Adnoc confirmed this week that it would offer futures in its Murban grade during the second or third quarter of 2020, without specifying where the contract would be listed. Murban is Adnoc’s most plentiful grade, at about 1.7 million barrels a day, and accounts for more than half of the crude pumped in the United Arab Emirates.

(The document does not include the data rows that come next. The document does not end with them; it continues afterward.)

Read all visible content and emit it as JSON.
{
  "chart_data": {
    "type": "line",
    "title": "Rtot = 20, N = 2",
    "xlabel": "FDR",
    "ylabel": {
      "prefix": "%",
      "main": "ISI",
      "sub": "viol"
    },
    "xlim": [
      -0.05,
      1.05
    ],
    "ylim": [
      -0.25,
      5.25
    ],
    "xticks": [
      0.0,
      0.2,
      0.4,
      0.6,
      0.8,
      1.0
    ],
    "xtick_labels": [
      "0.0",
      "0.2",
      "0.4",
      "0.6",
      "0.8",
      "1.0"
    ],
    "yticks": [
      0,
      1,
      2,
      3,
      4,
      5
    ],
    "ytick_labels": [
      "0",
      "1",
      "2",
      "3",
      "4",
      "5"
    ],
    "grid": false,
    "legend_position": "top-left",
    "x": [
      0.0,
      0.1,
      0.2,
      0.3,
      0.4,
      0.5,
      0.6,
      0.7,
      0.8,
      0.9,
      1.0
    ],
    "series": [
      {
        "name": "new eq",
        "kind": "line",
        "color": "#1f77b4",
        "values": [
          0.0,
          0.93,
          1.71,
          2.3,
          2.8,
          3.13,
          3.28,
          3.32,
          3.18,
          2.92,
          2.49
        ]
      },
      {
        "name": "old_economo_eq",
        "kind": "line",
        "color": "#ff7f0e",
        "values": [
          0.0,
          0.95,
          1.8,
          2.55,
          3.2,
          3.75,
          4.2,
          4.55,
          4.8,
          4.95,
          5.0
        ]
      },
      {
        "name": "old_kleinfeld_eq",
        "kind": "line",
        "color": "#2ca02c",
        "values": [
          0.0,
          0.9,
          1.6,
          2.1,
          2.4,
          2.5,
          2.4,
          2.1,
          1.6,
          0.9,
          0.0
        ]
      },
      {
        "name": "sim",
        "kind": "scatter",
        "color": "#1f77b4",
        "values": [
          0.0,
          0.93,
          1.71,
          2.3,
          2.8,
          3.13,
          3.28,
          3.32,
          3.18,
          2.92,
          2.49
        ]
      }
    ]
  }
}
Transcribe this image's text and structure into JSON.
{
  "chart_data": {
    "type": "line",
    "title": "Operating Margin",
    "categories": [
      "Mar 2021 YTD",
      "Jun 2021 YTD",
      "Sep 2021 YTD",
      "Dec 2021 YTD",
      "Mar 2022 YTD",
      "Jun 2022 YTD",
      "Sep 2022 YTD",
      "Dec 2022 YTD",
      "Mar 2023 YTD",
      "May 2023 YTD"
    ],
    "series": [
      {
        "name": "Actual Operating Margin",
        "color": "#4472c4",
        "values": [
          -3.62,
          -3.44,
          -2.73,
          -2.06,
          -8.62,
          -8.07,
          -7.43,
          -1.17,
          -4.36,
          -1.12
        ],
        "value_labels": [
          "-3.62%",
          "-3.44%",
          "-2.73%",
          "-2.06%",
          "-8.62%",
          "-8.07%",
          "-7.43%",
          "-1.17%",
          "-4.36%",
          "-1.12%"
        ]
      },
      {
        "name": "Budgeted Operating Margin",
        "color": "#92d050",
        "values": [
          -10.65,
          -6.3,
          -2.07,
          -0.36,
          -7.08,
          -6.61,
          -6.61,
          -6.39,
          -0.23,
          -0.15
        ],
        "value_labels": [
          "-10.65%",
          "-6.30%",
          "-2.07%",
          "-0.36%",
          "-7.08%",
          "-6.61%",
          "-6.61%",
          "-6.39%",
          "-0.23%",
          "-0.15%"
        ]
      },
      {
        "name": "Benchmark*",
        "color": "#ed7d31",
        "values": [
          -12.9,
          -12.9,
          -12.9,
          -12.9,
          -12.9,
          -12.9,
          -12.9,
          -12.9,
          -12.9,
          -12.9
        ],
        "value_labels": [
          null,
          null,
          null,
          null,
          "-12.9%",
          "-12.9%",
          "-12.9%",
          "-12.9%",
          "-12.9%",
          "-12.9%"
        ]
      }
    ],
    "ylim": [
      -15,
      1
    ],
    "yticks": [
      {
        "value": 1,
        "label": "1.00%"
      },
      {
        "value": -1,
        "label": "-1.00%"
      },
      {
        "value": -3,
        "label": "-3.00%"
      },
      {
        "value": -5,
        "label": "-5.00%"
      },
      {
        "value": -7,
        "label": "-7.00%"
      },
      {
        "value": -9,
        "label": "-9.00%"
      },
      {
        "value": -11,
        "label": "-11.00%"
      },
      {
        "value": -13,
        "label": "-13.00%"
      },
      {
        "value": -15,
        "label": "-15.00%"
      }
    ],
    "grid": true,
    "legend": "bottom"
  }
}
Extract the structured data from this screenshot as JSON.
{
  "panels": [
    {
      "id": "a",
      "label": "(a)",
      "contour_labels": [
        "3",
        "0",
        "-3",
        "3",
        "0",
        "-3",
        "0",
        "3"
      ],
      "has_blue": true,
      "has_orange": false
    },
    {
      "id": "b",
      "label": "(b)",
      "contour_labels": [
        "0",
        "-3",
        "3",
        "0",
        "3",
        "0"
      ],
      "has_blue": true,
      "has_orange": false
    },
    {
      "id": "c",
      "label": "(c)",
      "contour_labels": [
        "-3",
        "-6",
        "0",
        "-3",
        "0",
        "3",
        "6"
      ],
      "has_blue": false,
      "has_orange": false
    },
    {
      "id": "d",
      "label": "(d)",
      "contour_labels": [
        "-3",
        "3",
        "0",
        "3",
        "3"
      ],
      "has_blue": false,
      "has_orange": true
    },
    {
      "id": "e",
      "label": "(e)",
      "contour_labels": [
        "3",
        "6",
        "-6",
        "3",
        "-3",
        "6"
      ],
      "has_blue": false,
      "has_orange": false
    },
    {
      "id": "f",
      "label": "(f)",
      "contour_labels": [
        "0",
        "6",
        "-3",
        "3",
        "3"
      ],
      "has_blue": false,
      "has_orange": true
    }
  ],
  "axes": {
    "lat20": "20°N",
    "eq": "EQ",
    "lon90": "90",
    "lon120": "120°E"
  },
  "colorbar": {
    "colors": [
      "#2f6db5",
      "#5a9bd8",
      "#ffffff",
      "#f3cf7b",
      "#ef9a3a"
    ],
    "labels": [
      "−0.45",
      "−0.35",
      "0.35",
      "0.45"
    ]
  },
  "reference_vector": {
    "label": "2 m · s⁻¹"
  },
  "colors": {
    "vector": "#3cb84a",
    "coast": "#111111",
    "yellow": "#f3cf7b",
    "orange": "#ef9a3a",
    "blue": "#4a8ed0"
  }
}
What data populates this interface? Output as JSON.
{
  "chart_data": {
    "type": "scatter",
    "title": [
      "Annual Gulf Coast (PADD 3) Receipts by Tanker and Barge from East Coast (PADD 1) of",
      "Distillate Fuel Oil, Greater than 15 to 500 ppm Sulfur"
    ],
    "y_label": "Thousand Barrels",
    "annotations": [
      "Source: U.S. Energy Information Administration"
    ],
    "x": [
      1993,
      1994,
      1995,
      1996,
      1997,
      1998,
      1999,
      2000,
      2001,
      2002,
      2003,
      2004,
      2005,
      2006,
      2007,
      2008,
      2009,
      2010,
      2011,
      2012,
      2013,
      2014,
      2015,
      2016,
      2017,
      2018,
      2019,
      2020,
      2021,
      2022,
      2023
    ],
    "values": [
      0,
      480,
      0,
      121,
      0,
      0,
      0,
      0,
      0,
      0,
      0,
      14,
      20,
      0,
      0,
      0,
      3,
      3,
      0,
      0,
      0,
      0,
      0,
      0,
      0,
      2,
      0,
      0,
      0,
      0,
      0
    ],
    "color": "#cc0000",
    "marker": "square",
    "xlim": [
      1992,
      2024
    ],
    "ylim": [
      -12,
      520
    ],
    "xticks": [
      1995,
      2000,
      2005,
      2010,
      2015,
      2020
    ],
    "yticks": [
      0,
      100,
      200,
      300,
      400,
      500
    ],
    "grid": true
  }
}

Abu Dhabi holds most of the oil in the U.A.E., the third-largest producer in the Organization of Petroleum Exporting Countries.

Abu Dhabi won’t be the first regional producer to offer futures contracts for its crude. Oman and the neighboring U.A.E. emirate of Dubai joined with CME Group Inc. in 2007 to start the Dubai Mercantile Exchange to trade Omani crude futures. Oman, Dubai and Saudi Arabia are the only producers in the Gulf to price off the contract; most of the others base their monthly crude pricing on the Dubai and Oman crude price assessments by S&P Global Inc.’s Platts.

Murban is lighter and contains less sulfur than most Middle Eastern crudes, making it easier to refine. It generally fetches higher prices on global markets and is similar in quality to Brent crude, the global benchmark. Brent crude futures are traded on the London-based ICE Futures Europe Exchange.

--With assistance from Mahmoud Habboush.